L'articolo del direttore dell'Atlantic
Il direttore della rivista The Atlantic Jeffrey Goldberg si è ritrovato accidentalmente incluso in una chat operativa riservata, creata per coordinare un attacco contro gli Houthi nello Yemen. A rivelarlo è stato lui stesso in un articolo pubblicato sulla sua rivista. “Il 15 marzo – è l’incipit dell’articolo – il mondo ha scoperto che gli Stati Uniti stavano bombardando obiettivi Houthi. Io, invece, lo sapevo già due ore prima. Il motivo? Il segretario della Difesa, Pete Hegseth, mi aveva inviato un messaggio con il piano di guerra alle 11:44. Il documento includeva dettagli su armi, obiettivi e tempistiche dell’attacco”.
L’invito su Signal
Pochi giorni prima, l’11 marzo, Goldberg aveva ricevuto una richiesta di connessione su Signal da un utente identificato come Michael Waltz. Supponendo si trattasse del consigliere per la sicurezza nazionale dell’allora presidente Donald Trump, il giornalista ha accettato il contatto. Tuttavia, conoscendo i rapporti tesi tra l’amministrazione Trump e la stampa, non poteva credere che Waltz volesse davvero condividere con lui informazioni così sensibili.
Due giorni dopo, il 13 marzo, Goldberg è stato aggiunto a un gruppo Signal chiamato “Houthi PC small group”, un nome che suggeriva la partecipazione di alti funzionari della sicurezza nazionale. “Non ero mai stato invitato a una riunione del Principals Committee della Casa Bianca. E di certo non mi aspettavo che venisse convocato su un’app di messaggistica commerciale”, ha ironizzato il giornalista. Il Principals Committee è solitamente composto dai vertici della sicurezza nazionale, inclusi i segretari della Difesa, dello Stato e del Tesoro, oltre al direttore della CIA.
La discussione nel gruppo
All’interno della chat, figure identificate con nomi di politici e alti funzionari statunitensi discutevano apertamente della strategia contro gli Houthi. Il presunto JD Vance (il vicepresidente degli Stati Uniti) esprimeva dubbi sulla tempistica dell’attacco, temendo ripercussioni economiche e la possibilità di favorire troppo l’Europa. “Odio dover salvare di nuovo l’Europa”, avrebbe scritto Vance, sottolineando la distanza tra l’amministrazione Trump e i Paesi europei. A quel punto, un utente identificato come Pete Hegseth ha risposto con toni ancora più duri: “Condivido il tuo odio per il parassita europeo. È patetico. Ma siamo gli unici che possono farlo”.

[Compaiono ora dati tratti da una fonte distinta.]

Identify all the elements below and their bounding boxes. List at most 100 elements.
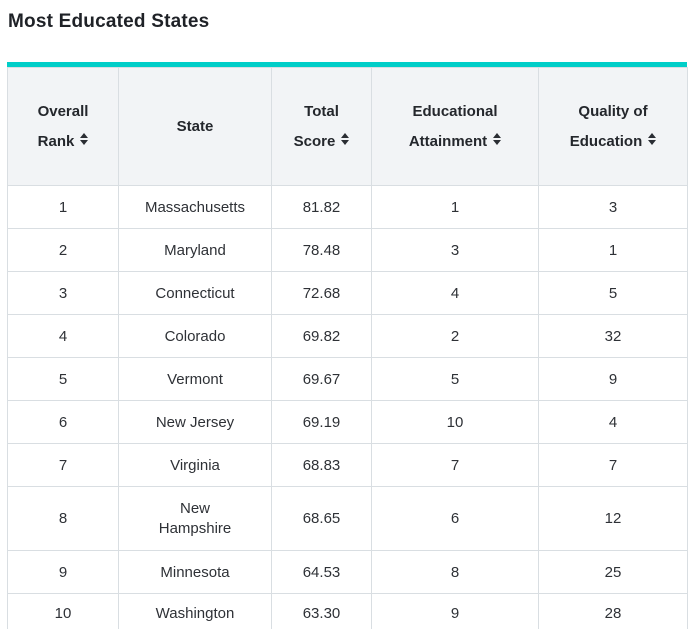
cell-text: 25 (604, 563, 622, 581)
cell-state: Maryland (118, 228, 272, 272)
cell-text: 64.53 (302, 563, 341, 581)
cell-quality-of-education: 3 (538, 185, 688, 229)
cell-text: 10 (446, 413, 464, 431)
cell-text: 5 (58, 370, 68, 388)
cell-text: 9 (608, 370, 618, 388)
table-row: 7 Virginia 68.83 7 7 (7, 443, 688, 487)
cell-total-score: 72.68 (271, 271, 372, 315)
cell-total-score: 64.53 (271, 550, 372, 594)
table-row: 5 Vermont 69.67 5 9 (7, 357, 688, 401)
cell-text: 6 (450, 510, 460, 527)
cell-text: 1 (58, 198, 68, 216)
cell-total-score: 63.30 (271, 593, 372, 629)
cell-text: New Jersey (155, 413, 235, 431)
cell-text: 2 (450, 327, 460, 345)
most-educated-states-table: Overall Rank State Total Score Educational Att… (7, 62, 688, 629)
column-header-label: Total (304, 102, 339, 120)
cell-state: New Jersey (118, 400, 272, 444)
cell-overall-rank: 7 (7, 443, 119, 487)
cell-educational-attainment: 1 (371, 185, 539, 229)
cell-educational-attainment: 5 (371, 357, 539, 401)
cell-overall-rank: 5 (7, 357, 119, 401)
table-row: 9 Minnesota 64.53 8 25 (7, 550, 688, 594)
cell-text: 8 (450, 563, 460, 581)
cell-text: 7 (58, 456, 68, 474)
cell-state: Vermont (118, 357, 272, 401)
cell-quality-of-education: 1 (538, 228, 688, 272)
cell-text: 81.82 (302, 198, 341, 216)
column-header-label: Rank (37, 132, 75, 150)
cell-text: 9 (58, 563, 68, 581)
sort-arrows-icon (493, 132, 502, 145)
cell-text: 5 (450, 370, 460, 388)
cell-text: 7 (450, 456, 460, 474)
cell-total-score: 69.82 (271, 314, 372, 358)
cell-total-score: 69.19 (271, 400, 372, 444)
column-header-quality-of-education[interactable]: Quality of Education (538, 67, 688, 186)
column-header-label: Overall (37, 102, 89, 120)
cell-quality-of-education: 4 (538, 400, 688, 444)
table-row: 4 Colorado 69.82 2 32 (7, 314, 688, 358)
cell-text: 63.30 (302, 604, 341, 622)
cell-overall-rank: 2 (7, 228, 119, 272)
cell-text: Connecticut (155, 284, 235, 302)
cell-state: New Hampshire (118, 486, 272, 551)
cell-quality-of-education: 28 (538, 593, 688, 629)
cell-text: 3 (608, 198, 618, 216)
cell-text: 68.83 (302, 456, 341, 474)
cell-text: 68.65 (302, 510, 341, 527)
cell-total-score: 68.83 (271, 443, 372, 487)
column-header-educational-attainment[interactable]: Educational Attainment (371, 67, 539, 186)
cell-quality-of-education: 7 (538, 443, 688, 487)
cell-state: Colorado (118, 314, 272, 358)
column-header-state: State (118, 67, 272, 186)
cell-text: 1 (450, 198, 460, 216)
column-header-label: Quality of (578, 102, 648, 120)
cell-text: 9 (450, 604, 460, 622)
cell-text: 2 (58, 241, 68, 259)
cell-text: Minnesota (160, 563, 230, 581)
page-title: Most Educated States (8, 11, 210, 32)
table-row: 2 Maryland 78.48 3 1 (7, 228, 688, 272)
cell-educational-attainment: 2 (371, 314, 539, 358)
cell-state: Virginia (118, 443, 272, 487)
table-row: 10 Washington 63.30 9 28 (7, 593, 688, 629)
cell-text: 7 (608, 456, 618, 474)
cell-quality-of-education: 32 (538, 314, 688, 358)
cell-text: Virginia (170, 456, 220, 474)
table-row: 8 New Hampshire 68.65 6 12 (7, 486, 688, 551)
cell-text: 69.67 (302, 370, 341, 388)
cell-state: Washington (118, 593, 272, 629)
cell-text: 12 (604, 510, 622, 527)
cell-educational-attainment: 3 (371, 228, 539, 272)
cell-state: Minnesota (118, 550, 272, 594)
cell-overall-rank: 9 (7, 550, 119, 594)
table-row: 6 New Jersey 69.19 10 4 (7, 400, 688, 444)
cell-text: 4 (58, 327, 68, 345)
sort-arrows-icon (341, 132, 350, 145)
cell-educational-attainment: 6 (371, 486, 539, 551)
cell-text: Washington (155, 604, 235, 622)
column-header-total-score[interactable]: Total Score (271, 67, 372, 186)
cell-total-score: 68.65 (271, 486, 372, 551)
cell-educational-attainment: 10 (371, 400, 539, 444)
column-header-label: Education (569, 132, 643, 150)
cell-text: 1 (608, 241, 618, 259)
table-accent-bar (7, 62, 687, 67)
cell-text: 3 (450, 241, 460, 259)
cell-educational-attainment: 4 (371, 271, 539, 315)
cell-text: 28 (604, 604, 622, 622)
cell-text: 72.68 (302, 284, 341, 302)
cell-text: 6 (58, 413, 68, 431)
table-row: 1 Massachusetts 81.82 1 3 (7, 185, 688, 229)
cell-text: 3 (58, 284, 68, 302)
cell-overall-rank: 8 (7, 486, 119, 551)
cell-overall-rank: 6 (7, 400, 119, 444)
cell-text: 4 (608, 413, 618, 431)
cell-text: 5 (608, 284, 618, 302)
cell-overall-rank: 10 (7, 593, 119, 629)
table-header-row: Overall Rank State Total Score Educational Att… (7, 67, 688, 186)
cell-text: 8 (58, 510, 68, 527)
column-header-overall-rank[interactable]: Overall Rank (7, 67, 119, 186)
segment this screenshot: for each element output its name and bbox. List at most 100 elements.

Un altro utente, SM (forse Stephen Miller), ribadiva la necessità di ottenere un ritorno economico per gli Stati Uniti in cambio della protezione delle rotte marittime.
L’incredibile conferma
Inizialmente scettico, Goldberg ha iniziato a notare che il linguaggio e i contenuti della conversazione sembravano autentici. Ma la svolta è arrivata il 15 marzo, quando ha ricevuto un messaggio con i dettagli precisi dell’attacco imminente: “L’aggiornamento includeva informazioni operative precise: obiettivi, armi impiegate e la sequenza dell’attacco. Se fosse stato letto da un avversario degli Stati Uniti, avrebbe potuto mettere a rischio il personale militare e di intelligence”. Alle 13:45, come previsto nel messaggio, le esplosioni hanno iniziato a scuotere la capitale yemenita, Sanaa.
A quel punto, Goldberg ha abbandonato la chat e contattato immediatamente il governo. Il Consiglio di sicurezza nazionale e la Casa Bianca hanno poi confermato l’autenticità dei messaggi. Resta però il mistero su come e perché un giornalista sia finito in una conversazione governativa così delicata.